„Sieh mich an“ von Mareike Krügel ist ein seltsames Buch. Es geht um den Krebs, den Protagonistin Katharina hat oder auch nicht, es geht um Familie, Nachbarschaft, Freundschaft und Wertvorstellungen. Zu Beginn des Buches tauchen wir ein in den Alltag von Katharina, die neben ihren zwei Kindern, die eigentlich drei hätten sein sollen, nebenher noch versucht, ihr Leben, ihren Job und ihre Ehe zu handeln – bis sie eines Tages in der Dusche ein Etwas in ihrer Brust ertastet. Montag wird sie zum Arzt gehen, es werden Chemotherapien und Bestrahlungen folgen, sie wird nicht mehr lange zu leben haben – so zumindest ihre Theorie, denn Mutter und Großmutter sind schließlich auch an Krebs gestorben. Dasselbe Los hat sie wohl nun auch gezogen. Und so ist ihrem Gedankengang zufolge Montag, der Tag der Diagnose, auch der Tag ihres Todesurteils. Deshalb möchte sie sich dieses letzte Wochenende komplett von dem Gedanken distanzieren und es mit Ehemann Costas und ihren Kindern genießen. Dumm nur, dass Costas das erste Mal auch übers Wochenende in Berlin bei seinem Job bleiben muss, ihr Sohn mit seiner neuen Freundin die Biege macht und ihre Tochter zusätzlich ihrer ersten Periode auch noch diverse andere Unglücke erlebt. An diesem Wochenende geht so einiges schief, und als alles nicht mehr schlechter laufen kann, entschließt sich Katharina, etwas zu unternehmen, sich der Krankheit, die in ihr steckt, zu stellen.
Ich werde nach und nach weniger werden, mich immer weiter von der Person entfernen, die ich jetzt bin. Und irgendwann werden auch die anderen einsehen und begreifen, was mir jetzt schon klar ist, weil es verborgen in meinem Inneren längst begonnen hat: dass es ans Sterben geht.

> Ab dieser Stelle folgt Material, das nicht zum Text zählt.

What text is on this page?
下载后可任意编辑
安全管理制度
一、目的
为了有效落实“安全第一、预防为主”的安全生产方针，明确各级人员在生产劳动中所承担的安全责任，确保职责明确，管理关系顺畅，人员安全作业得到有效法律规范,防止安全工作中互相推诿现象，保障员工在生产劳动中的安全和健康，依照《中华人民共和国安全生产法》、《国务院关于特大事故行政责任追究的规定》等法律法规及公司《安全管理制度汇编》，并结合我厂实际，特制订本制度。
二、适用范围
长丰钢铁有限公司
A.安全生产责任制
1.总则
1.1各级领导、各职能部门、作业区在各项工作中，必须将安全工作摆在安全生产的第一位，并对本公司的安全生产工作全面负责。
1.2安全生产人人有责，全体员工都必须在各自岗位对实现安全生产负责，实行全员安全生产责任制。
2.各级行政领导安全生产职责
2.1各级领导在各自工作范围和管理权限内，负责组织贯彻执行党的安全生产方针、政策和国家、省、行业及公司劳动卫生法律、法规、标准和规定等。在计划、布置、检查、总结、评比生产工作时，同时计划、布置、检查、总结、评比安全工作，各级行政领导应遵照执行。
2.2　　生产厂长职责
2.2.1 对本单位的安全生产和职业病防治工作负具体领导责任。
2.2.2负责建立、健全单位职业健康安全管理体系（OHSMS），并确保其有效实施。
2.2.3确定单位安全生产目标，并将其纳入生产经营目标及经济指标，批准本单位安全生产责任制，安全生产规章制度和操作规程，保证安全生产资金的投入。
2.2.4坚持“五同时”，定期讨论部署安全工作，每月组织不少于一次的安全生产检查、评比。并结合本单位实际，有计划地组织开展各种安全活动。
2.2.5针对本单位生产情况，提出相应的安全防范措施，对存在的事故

So weit, so gut! „Sieh mich an“ ist in erster Linie kein „Krebsbuch“, wie ich zuerst angenommen hatte, sondern eine Familiengeschichte voller Chaos und Nostalgie. Durch die Augen der Protagonistin wird man Zeuge eines wahrlich verrückten Wochenendes, und ein abgetrennter und verloren gegangener Daumen ist dabei nicht einmal das Schlimmste, was passiert. Da hilft kein Listenschreiben der Welt (Katharina liebt es, Listen von allem Möglichen zu schreiben), um das Chaos im Kopf zu bändigen. Sie entdeckt, dass ihre elfjährige Tochter ganz ohne ihr Zutun langsam erwachsen wird und dass ihr viele Jahre nicht mehr gesehener Studienfreund schon immer auf sie stand. Doch inmitten von all diesem Chaos sucht sie die Nähe zu ihrem Mann, der seit einem Jahr in Berlin arbeitet und nur noch am Wochenende zuhause ist. In vielen Rückblenden erfährt der Leser, wie Katharina zu dem Menschen geworden ist, der sie nun ist, und erhält Einblicke in ihr Leben, das nicht immer rosig war: ob nun der Neid zu ihrer Schwester der Mittelpunkt ihres Seins war oder aber die Liebe zu Costas, dem Mann, der sie und die Kinder nun wegen einer Betriebsfeier am Wochenende sitzen lässt. Und ganz nebenbei wächst in ihr die Angst vor dem Etwas, vor dem Geschwür, der ihr das Leben zu rauben scheint.